Friday, September 28, 2007

the crucible

not the playoffs but the promise of the playoffs is, in my observation, the high test of truth for many a ballclub. baseball, it's said, is an easy game to play and a difficult game to play well; but it is also a nearly impossible game to play under pressure. so much of the game is relaxation, concentration, perseverence, attrition, acceptance -- any and all of which are quickly perverted and compromised with the admittance of even a sliver of doubt and fear. the accumulated weight of six months' sacrifice follows a september ballclub in a playoff race, a carefully hoarded treasure and intense sinking burden, the loss of which is simultaneously unthinkable and fervently hoped for. its pure emotional bulk makes every step hard. having finally made it into october, being freed of the cross, many clubs who had but a week before trudged and scraped and stumbled suddenly play with the fluidity of men reprieved from the gallows. but that is not their test. it is september, not october, is the crucible in which good teams are tested.
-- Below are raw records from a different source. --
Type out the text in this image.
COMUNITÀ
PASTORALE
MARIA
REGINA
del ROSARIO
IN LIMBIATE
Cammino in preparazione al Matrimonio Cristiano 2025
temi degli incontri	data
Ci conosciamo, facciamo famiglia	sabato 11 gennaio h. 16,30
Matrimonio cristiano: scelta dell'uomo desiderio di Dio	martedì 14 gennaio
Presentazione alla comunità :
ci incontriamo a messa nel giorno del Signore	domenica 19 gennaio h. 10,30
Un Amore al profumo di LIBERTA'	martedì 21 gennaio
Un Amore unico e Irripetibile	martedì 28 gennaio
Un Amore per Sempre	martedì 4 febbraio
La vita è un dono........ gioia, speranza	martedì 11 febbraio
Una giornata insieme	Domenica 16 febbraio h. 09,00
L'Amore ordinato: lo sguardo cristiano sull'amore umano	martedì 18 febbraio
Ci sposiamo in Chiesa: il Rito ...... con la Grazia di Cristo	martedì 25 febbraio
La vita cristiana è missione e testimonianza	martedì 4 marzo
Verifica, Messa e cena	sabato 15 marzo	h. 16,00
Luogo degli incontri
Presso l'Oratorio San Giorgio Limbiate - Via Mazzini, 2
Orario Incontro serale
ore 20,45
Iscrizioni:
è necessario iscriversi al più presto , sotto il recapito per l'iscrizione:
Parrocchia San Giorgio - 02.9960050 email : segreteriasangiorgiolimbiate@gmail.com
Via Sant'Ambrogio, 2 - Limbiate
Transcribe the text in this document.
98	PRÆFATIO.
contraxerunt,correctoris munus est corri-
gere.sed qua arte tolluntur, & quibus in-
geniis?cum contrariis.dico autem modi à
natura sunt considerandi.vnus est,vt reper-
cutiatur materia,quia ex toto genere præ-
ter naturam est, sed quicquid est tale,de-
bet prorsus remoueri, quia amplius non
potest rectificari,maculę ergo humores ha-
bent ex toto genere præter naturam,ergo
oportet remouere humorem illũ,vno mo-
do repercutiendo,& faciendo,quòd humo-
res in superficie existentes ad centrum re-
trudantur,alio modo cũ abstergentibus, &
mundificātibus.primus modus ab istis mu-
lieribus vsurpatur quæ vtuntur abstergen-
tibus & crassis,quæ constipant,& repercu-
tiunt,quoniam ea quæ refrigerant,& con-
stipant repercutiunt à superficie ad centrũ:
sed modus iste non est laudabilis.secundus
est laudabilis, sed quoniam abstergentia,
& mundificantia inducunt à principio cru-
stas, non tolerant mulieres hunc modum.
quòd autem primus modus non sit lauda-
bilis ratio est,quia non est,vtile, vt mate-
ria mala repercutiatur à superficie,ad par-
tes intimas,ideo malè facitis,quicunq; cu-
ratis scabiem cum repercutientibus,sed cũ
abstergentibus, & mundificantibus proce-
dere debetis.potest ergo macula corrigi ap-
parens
i'm not a big fan of modes of analysis that harp constantly on nothing but the metaphysics and psychology of the game and its players. much too much is made of it, in fact, and that in part because the real pressure is rarely on in professional baseball. six month seasons leave considerable margins for error, and the participants know it.

but the waning days of september are different, i think, when you're within a game or three of a playoff spot.

so it should perhaps be no surprise to watch as the chicago cubs try to choke away a divisional race that has been handed to them on a silver platter. being swept by the worst team in the national league in the final week leaves to the imagination only what greater horrors might be conjured in cincinnati in the next three days. but anyone who has been watching for a certain number of years should by now understand that this is how the cubs have pursued virtually every playoff spot. there's hardly room to expect otherwise. hearing about today's losing pitcher and supposed-playoff-ready-veteran-pickup steve trachsel shouting at clubhouse televisions is just the tip of the iceberg as several of these cub players are being forced to find out if they are strong or weak. not all of them are comfortable with the answer.

but it's as little a surprise to watch the young milwaukee brewers fracture under the very same weight. following on a sequence of four games in which manager ned yost -- the theoretical leader of that ballclub, mind you -- absolutely cracked, getting tossed three times in ridiculous and distracting style and doing all he could to narcissistically undermine his team's position, the brewers are as i write in the process of committing four errors in the first four innings, putting ace rookie starter yovani gallardo behind the eight-ball. prince fielder, in the biggest at-bat of his career to date, just grounded out meekly to end the home half of the fifth with the bases loaded, his team trailing 5-2. they are twelve outs through an excellent bullpen from facing the reality that the cubs left the door wide open and they, blinded by pressure, could not even find the doorknob. september is indeed the crucible.

and it isn't over. 1060w gurus ccd and vehere agree with me on a lot of things, which is one of the consequences of spending a lot of time boozing together over many years. one of those many things is that carlos zambrano is generally not a good pressure pitcher. he put in his worst month of the season in september of 2003, and was generally shelled in three postseason starts that fateful autumn. down to the awful wire in 2004, he pitched well until faced with true crisis on october 2 (though that collapse can hardly be hung on him). "volatile" doesn't quite do justice to the man at work, and the quiet desperation that almost certainly set in on the flight to cincinnati is little less than an open-channel amplifier buzzing in his agitated ear from now until gametime. much of how he performs tomorrow will be a function of how he deals with the sublime admixture of energy and panic that supercharges these kinds of games.

i've personally rarely found a kind word to say about zambrano's manner and the state of arrested development from which it springs. indeed, i think he's almost ideally suited to disappoint under such circumstances; the only thing that would likely be worse would be playing at home in front of wrigley's rowdies. but i'd desperately like to see him teach me a little something about his capacity to handle the electricity of september, and finally get the cubs a leg up and out of this crucible with something to play for.